Una richiesta che stona profondamente con l’immagine pubblica di «infame dell’Oms» che i giornali hanno cucito intorno a Zambon, che a un certo punto ha deciso strategicamente di sparire dai radar. Nel quinto motivo di ricorso - si legge nella sentenza - il «ricorrente afferma che l’Oms ha erroneamente accettato le sue dimissioni senza una previa valutazione della sua condizione medica, che egli considera collegata alla presunta azione illegale dell’Organizzazione».
Insomma, Zambon sembrerebbe essersi pentito di aver lasciato un’organizzazione che aveva definito «non indipendente» sulla stampa nazionale, chiedendo da marzo 2023 che le sue dimissioni venissero considerate nulle. Insomma, pentito sì ma di essersi dimesso.
Da qui l’accusa all’Oms di non avere «organizzato una valutazione psichiatrica urgente prima di accettare le sue dimissioni». Peccato che il tribunale svizzero menzioni un certificato medico datato 1 marzo 2021, in cui lo psichiatra curante di Zambon dichiarò che il ricorrente «sembra capace di prendere decisioni relative al suo futuro, poiché il suo giudizio e le sue capacità critiche sono intatte», e consideri «utile un distacco definitivo dall’attuale luogo di lavoro, così che il ricorrente possa re-investire le sue capacità professionali in altre agenzie/organizzazioni».
Quando il 3 marzo 2021 Zambon si dimette, il 5 marzo l’Oms accetta. Per contestare la validità di queste dimissioni il ricercatore porta a suffragio due distinti certificati medici successivi rispettivamente di un anno e di un anno e mezzo alla data delle sue dimissioni: «Per quanto riguarda la condizione mentale del ricorrente dopo che egli si è dimesso, come certificato dal suo psichiatra nei certificati medici del 5 aprile 2022 e del 15 settembre 2022, il Tribunale osserva che tali certificati sono successivi alle sue dimissioni e, pertanto, non potevano essere presi in considerazione dall’Oms al momento delle sue dimissioni. In ogni caso, il certificato medico del 5 aprile 2022 si riferisce a fatti che si sono verificati dopo le sue dimissioni e che non possono mettere in dubbio la competenza legale del ricorrente al momento in cui egli presentò le sue dimissioni».
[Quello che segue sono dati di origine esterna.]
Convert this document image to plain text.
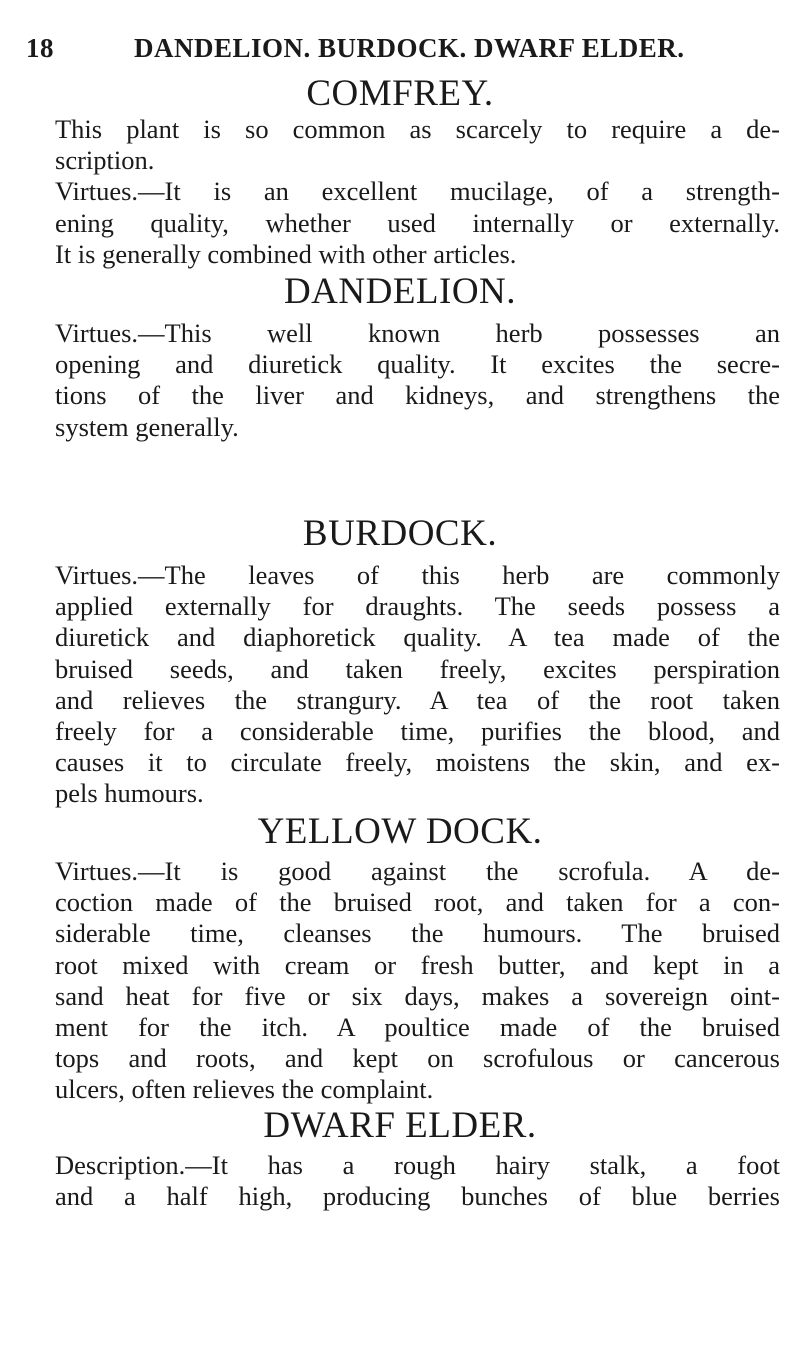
18	DANDELION. BURDOCK. DWARF ELDER.
COMFREY.
This plant is so common as scarcely to require a de-
scription.
Virtues.—It is an excellent mucilage, of a strength-
ening quality, whether used internally or externally.
It is generally combined with other articles.
DANDELION.
Virtues.—This well known herb possesses an
opening and diuretick quality. It excites the secre-
tions of the liver and kidneys, and strengthens the
system generally.
BURDOCK.
Virtues.—The leaves of this herb are commonly
applied externally for draughts. The seeds possess a
diuretick and diaphoretick quality. A tea made of the
bruised seeds, and taken freely, excites perspiration
and relieves the strangury. A tea of the root taken
freely for a considerable time, purifies the blood, and
causes it to circulate freely, moistens the skin, and ex-
pels humours.
YELLOW DOCK.
Virtues.—It is good against the scrofula. A de-
coction made of the bruised root, and taken for a con-
siderable time, cleanses the humours. The bruised
root mixed with cream or fresh butter, and kept in a
sand heat for five or six days, makes a sovereign oint-
ment for the itch. A poultice made of the bruised
tops and roots, and kept on scrofulous or cancerous
ulcers, often relieves the complaint.
DWARF ELDER.
Description.—It has a rough hairy stalk, a foot
and a half high, producing bunches of blue berries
Ora, è legittimo cambiare idea e rivalersi contro il datore di lavoro che si ipotizza sia in torto.
Ma questo tira e molla mal si concilia con il ritratto di persona integerrima costruito intorno a Zambon, il whistleblower che si dimette di giorno per non cedere alle pressioni dei governi sull’Oms e di notte chiedere di rientrare dalla finestra con due certificati postdatati.